Я был занят! Мне не хватало дня! Утром бегал в библиотеку, искал в словарях нужные справки, изучал историю завоевания Средней Азии Россией, интересовался бытом и нравами казахских кочевий. Потом, вернувшись домой, записывал, а уже темнело. Я не мог пользоваться лампой Гани, чтобы работать вечерами и ночью. С товарищем Муном я так и не познакомился и как раздобыть керосин, не знал. Встал вопрос об освещении. Меня научили, как сделать коптилку, потребляющую микроскопическое количество керосина, но дающую свет. Для этого надо было стать обладателем пузырька, фитиля, небольшой жестяной трубочки и пробки. Пузырек я достал у Соломона Лазаревича, зубного врача из Полтавы. Вручение пузырька сопровождалось рассказом, уже не раз слышанным мною рассказом, как он, еще совсем молодой человек, жених Дины Марковны, воевал в 1914 году и попал в плен. Уж он-то знает немцев! Никогда не забыть, как англичане и французы, такие же пленные, как и он, получали исключительные посылки из Швейцарии, а он вместе с остальными русскими только облизывался. Затем он, разволновавшись, возмущался, что до сих пор не открывают второй фронт, вот они, наши союзнички, и тут же развернул передо мной свой стратегический план скорейшего разгрома гитлеровцев, которые в сто раз хуже, чем кайзер.
— Совместные действия — на Западе и у нас! Немедленное наступление на Брянск! — восклицал он.
— Ой, Брянск! — прервала его Дина Марковна. — Там же наш внучек, там наш Мишенька…
Соломон Лазаревич виновато смолк, а Дина Марковна пустилась в рассказ об их Мише, таком хрупком мальчике, таком талантливом, про его нелюбовь к пенкам, про его пристрастие к книгам, про то, как он мечтал изобрести фантастический дом, согреваемый одними лишь лучами солнца, про то, как он колдовал над химическими колбами и однажды чуть не устроил взрыв.
— Ах, не потому что он наш внучек, но скажу, он необыкновенный мальчик, и вы бы видели его в военной форме, боже мой, ни слезинки не проронил, когда проезжал мимо Чиилей, окончив артиллерийское училище, на фронт… Ой…
Я не раз слушал и про Мишу, разделяя тревогу этих добрых стариков, но рассказ слишком длинен, и я уносил пузырек из-под какого-то лекарства как честно заработанную вещь.
Все люди любят рассказывать о себе, о своих бедах.
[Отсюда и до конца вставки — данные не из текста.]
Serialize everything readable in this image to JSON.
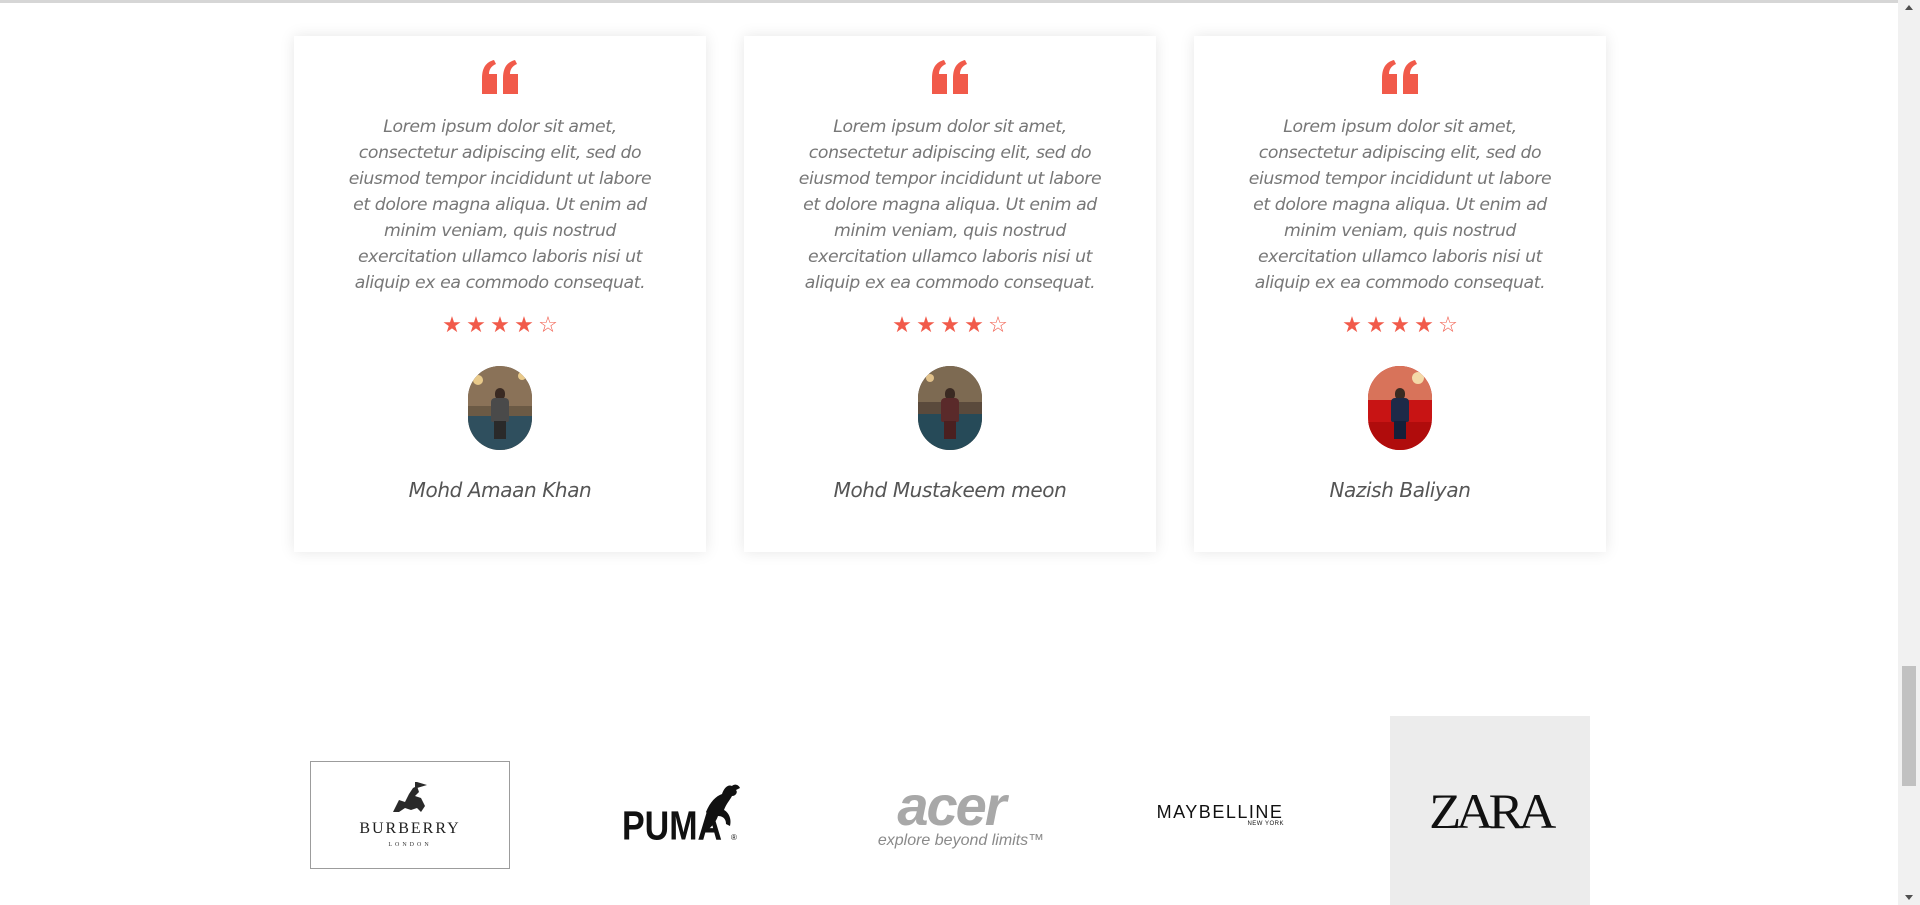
{
  "testimonials": [
    {
      "text": "Lorem ipsum dolor sit amet, consectetur adipiscing elit, sed do eiusmod tempor incididunt ut labore et dolore magna aliqua. Ut enim ad minim veniam, quis nostrud exercitation ullamco laboris nisi ut aliquip ex ea commodo consequat.",
      "rating": 4,
      "max_rating": 5,
      "name": "Mohd Amaan Khan"
    },
    {
      "text": "Lorem ipsum dolor sit amet, consectetur adipiscing elit, sed do eiusmod tempor incididunt ut labore et dolore magna aliqua. Ut enim ad minim veniam, quis nostrud exercitation ullamco laboris nisi ut aliquip ex ea commodo consequat.",
      "rating": 4,
      "max_rating": 5,
      "name": "Mohd Mustakeem meon"
    },
    {
      "text": "Lorem ipsum dolor sit amet, consectetur adipiscing elit, sed do eiusmod tempor incididunt ut labore et dolore magna aliqua. Ut enim ad minim veniam, quis nostrud exercitation ullamco laboris nisi ut aliquip ex ea commodo consequat.",
      "rating": 4,
      "max_rating": 5,
      "name": "Nazish Baliyan"
    }
  ],
  "brands": {
    "burberry": {
      "word": "BURBERRY",
      "sub": "LONDON"
    },
    "puma": {
      "word": "PUMA"
    },
    "acer": {
      "word": "acer",
      "tagline": "explore beyond limits™"
    },
    "maybelline": {
      "word": "MAYBELLINE",
      "sub": "NEW YORK"
    },
    "zara": {
      "word": "ZARA"
    }
  },
  "icons": {
    "quote": "quote-icon",
    "star_filled": "star-filled-icon",
    "star_empty": "star-empty-icon"
  },
  "colors": {
    "accent": "#f15a4a",
    "text_muted": "#777777",
    "name_text": "#555555"
  }
}
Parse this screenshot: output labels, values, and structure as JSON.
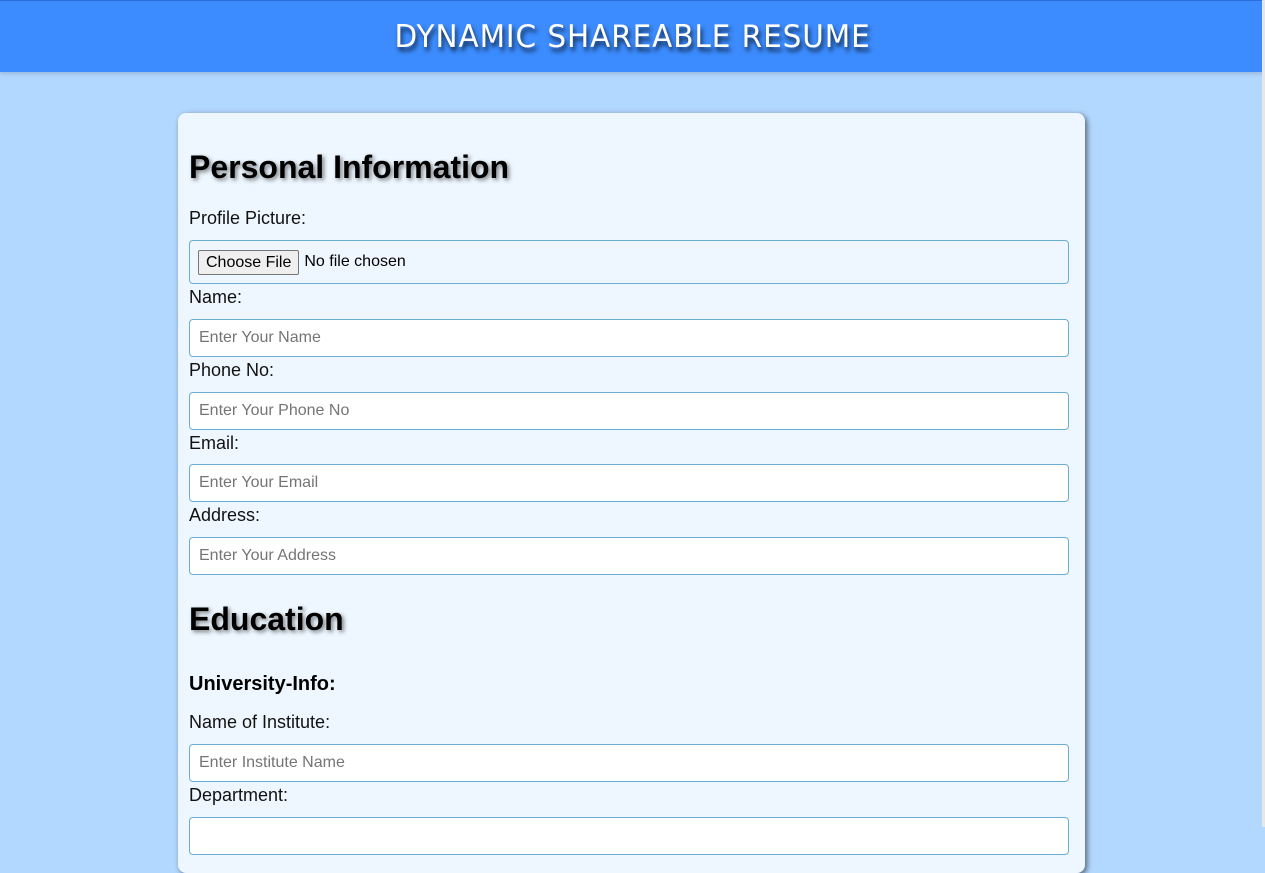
{
  "header": {
    "title": "DYNAMIC SHAREABLE RESUME"
  },
  "personal": {
    "heading": "Personal Information",
    "profile_label": "Profile Picture:",
    "file_button": "Choose File",
    "file_status": "No file chosen",
    "name_label": "Name:",
    "name_placeholder": "Enter Your Name",
    "name_value": "",
    "phone_label": "Phone No:",
    "phone_placeholder": "Enter Your Phone No",
    "phone_value": "",
    "email_label": "Email:",
    "email_placeholder": "Enter Your Email",
    "email_value": "",
    "address_label": "Address:",
    "address_placeholder": "Enter Your Address",
    "address_value": ""
  },
  "education": {
    "heading": "Education",
    "subheading": "University-Info:",
    "institute_label": "Name of Institute:",
    "institute_placeholder": "Enter Institute Name",
    "institute_value": "",
    "department_label": "Department:"
  },
  "colors": {
    "header_bg": "#3c8cff",
    "page_bg": "#b3d8ff",
    "card_bg": "#eef7ff",
    "input_border": "#6aaed6"
  }
}
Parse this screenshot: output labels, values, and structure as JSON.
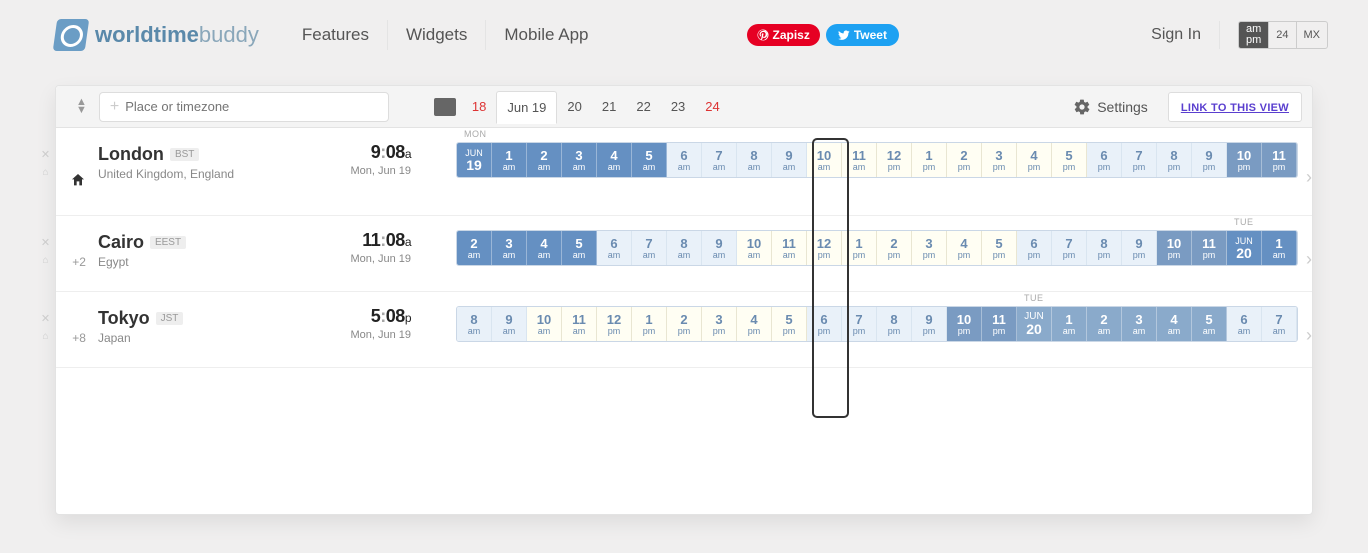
{
  "brand": {
    "name1": "worldtime",
    "name2": "buddy"
  },
  "nav": {
    "features": "Features",
    "widgets": "Widgets",
    "mobile": "Mobile App"
  },
  "social": {
    "pin": "Zapisz",
    "tweet": "Tweet"
  },
  "signin": "Sign In",
  "mode": {
    "ampm_top": "am",
    "ampm_bot": "pm",
    "h24": "24",
    "mx": "MX"
  },
  "search": {
    "placeholder": "Place or timezone"
  },
  "dates": {
    "d1": "18",
    "d2": "Jun 19",
    "d3": "20",
    "d4": "21",
    "d5": "22",
    "d6": "23",
    "d7": "24"
  },
  "settings": "Settings",
  "linkview": "LINK TO THIS VIEW",
  "labels": {
    "mon": "MON",
    "tue": "TUE"
  },
  "rows": [
    {
      "offset": "",
      "home": true,
      "city": "London",
      "tz": "BST",
      "sub": "United Kingdom, England",
      "time": "9:08",
      "ap": "a",
      "date": "Mon, Jun 19",
      "daylbl": {
        "pos": 0,
        "txt": "MON"
      },
      "cells": [
        {
          "t": "hdr",
          "m": "JUN",
          "d": "19"
        },
        {
          "t": "dk",
          "h": "1",
          "p": "am"
        },
        {
          "t": "dk",
          "h": "2",
          "p": "am"
        },
        {
          "t": "dk",
          "h": "3",
          "p": "am"
        },
        {
          "t": "dk",
          "h": "4",
          "p": "am"
        },
        {
          "t": "dk",
          "h": "5",
          "p": "am"
        },
        {
          "t": "lt",
          "h": "6",
          "p": "am"
        },
        {
          "t": "lt",
          "h": "7",
          "p": "am"
        },
        {
          "t": "lt",
          "h": "8",
          "p": "am"
        },
        {
          "t": "lt",
          "h": "9",
          "p": "am"
        },
        {
          "t": "vr",
          "h": "10",
          "p": "am"
        },
        {
          "t": "vr",
          "h": "11",
          "p": "am"
        },
        {
          "t": "vr",
          "h": "12",
          "p": "pm"
        },
        {
          "t": "vr",
          "h": "1",
          "p": "pm"
        },
        {
          "t": "vr",
          "h": "2",
          "p": "pm"
        },
        {
          "t": "vr",
          "h": "3",
          "p": "pm"
        },
        {
          "t": "vr",
          "h": "4",
          "p": "pm"
        },
        {
          "t": "vr",
          "h": "5",
          "p": "pm"
        },
        {
          "t": "lt",
          "h": "6",
          "p": "pm"
        },
        {
          "t": "lt",
          "h": "7",
          "p": "pm"
        },
        {
          "t": "lt",
          "h": "8",
          "p": "pm"
        },
        {
          "t": "lt",
          "h": "9",
          "p": "pm"
        },
        {
          "t": "dm",
          "h": "10",
          "p": "pm"
        },
        {
          "t": "dm",
          "h": "11",
          "p": "pm"
        }
      ]
    },
    {
      "offset": "+2",
      "city": "Cairo",
      "tz": "EEST",
      "sub": "Egypt",
      "time": "11:08",
      "ap": "a",
      "date": "Mon, Jun 19",
      "daylbl": {
        "pos": 22,
        "txt": "TUE"
      },
      "cells": [
        {
          "t": "dk",
          "h": "2",
          "p": "am"
        },
        {
          "t": "dk",
          "h": "3",
          "p": "am"
        },
        {
          "t": "dk",
          "h": "4",
          "p": "am"
        },
        {
          "t": "dk",
          "h": "5",
          "p": "am"
        },
        {
          "t": "lt",
          "h": "6",
          "p": "am"
        },
        {
          "t": "lt",
          "h": "7",
          "p": "am"
        },
        {
          "t": "lt",
          "h": "8",
          "p": "am"
        },
        {
          "t": "lt",
          "h": "9",
          "p": "am"
        },
        {
          "t": "vr",
          "h": "10",
          "p": "am"
        },
        {
          "t": "vr",
          "h": "11",
          "p": "am"
        },
        {
          "t": "vr",
          "h": "12",
          "p": "pm"
        },
        {
          "t": "vr",
          "h": "1",
          "p": "pm"
        },
        {
          "t": "vr",
          "h": "2",
          "p": "pm"
        },
        {
          "t": "vr",
          "h": "3",
          "p": "pm"
        },
        {
          "t": "vr",
          "h": "4",
          "p": "pm"
        },
        {
          "t": "vr",
          "h": "5",
          "p": "pm"
        },
        {
          "t": "lt",
          "h": "6",
          "p": "pm"
        },
        {
          "t": "lt",
          "h": "7",
          "p": "pm"
        },
        {
          "t": "lt",
          "h": "8",
          "p": "pm"
        },
        {
          "t": "lt",
          "h": "9",
          "p": "pm"
        },
        {
          "t": "dm",
          "h": "10",
          "p": "pm"
        },
        {
          "t": "dm",
          "h": "11",
          "p": "pm"
        },
        {
          "t": "hdr",
          "m": "JUN",
          "d": "20"
        },
        {
          "t": "dk",
          "h": "1",
          "p": "am"
        }
      ]
    },
    {
      "offset": "+8",
      "city": "Tokyo",
      "tz": "JST",
      "sub": "Japan",
      "time": "5:08",
      "ap": "p",
      "date": "Mon, Jun 19",
      "daylbl": {
        "pos": 16,
        "txt": "TUE"
      },
      "cells": [
        {
          "t": "lt",
          "h": "8",
          "p": "am"
        },
        {
          "t": "lt",
          "h": "9",
          "p": "am"
        },
        {
          "t": "vr",
          "h": "10",
          "p": "am"
        },
        {
          "t": "vr",
          "h": "11",
          "p": "am"
        },
        {
          "t": "vr",
          "h": "12",
          "p": "pm"
        },
        {
          "t": "vr",
          "h": "1",
          "p": "pm"
        },
        {
          "t": "vr",
          "h": "2",
          "p": "pm"
        },
        {
          "t": "vr",
          "h": "3",
          "p": "pm"
        },
        {
          "t": "vr",
          "h": "4",
          "p": "pm"
        },
        {
          "t": "vr",
          "h": "5",
          "p": "pm"
        },
        {
          "t": "lt",
          "h": "6",
          "p": "pm"
        },
        {
          "t": "lt",
          "h": "7",
          "p": "pm"
        },
        {
          "t": "lt",
          "h": "8",
          "p": "pm"
        },
        {
          "t": "lt",
          "h": "9",
          "p": "pm"
        },
        {
          "t": "dm",
          "h": "10",
          "p": "pm"
        },
        {
          "t": "dm",
          "h": "11",
          "p": "pm"
        },
        {
          "t": "mh",
          "m": "JUN",
          "d": "20"
        },
        {
          "t": "md",
          "h": "1",
          "p": "am"
        },
        {
          "t": "md",
          "h": "2",
          "p": "am"
        },
        {
          "t": "md",
          "h": "3",
          "p": "am"
        },
        {
          "t": "md",
          "h": "4",
          "p": "am"
        },
        {
          "t": "md",
          "h": "5",
          "p": "am"
        },
        {
          "t": "lt",
          "h": "6",
          "p": "am"
        },
        {
          "t": "lt",
          "h": "7",
          "p": "am"
        }
      ]
    }
  ]
}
Я знал, что, раздобывая жестяную трубочку, мне придется выслушать Раису Абрамовну, вокзальную парикмахершу, и она непременно расскажет мне о своей роскошной жизни в Лозовой, о ее лучшем салоне в городе, о ее квартире, в которой была гостиная с оранжевыми занавесками. И еще расскажет, как она бежала от немцев и как обокрали ее в Арыси, когда направил ее эвакопункт сюда, и у нее пропал чемодан с заграничными бритвами, кисточками, одеколоном, но все равно к ней, только к ней, к Раечке, идут стричься и бриться все чиилийские начальники, подставляя ей свои ответственные щеки. На нее злятся другие парикмахерши, но, смешно, у них же нет никакого обхождения!.. Она угостит меня небывалыми вафлями, которые ей преподнес товарищ Мун, у него все есть, в доме горит семилинейная лампа, самая яркая в городе, он может это себе позволить, и она обязательно познакомит меня с ним, нужнейший человек… Эту крохотную женщину с красненьким носом не оставлял оптимизм, несмотря ни на что, и я уважал ее. Рассказы ее были живыми рассказами, полными юмора, а не жалоб.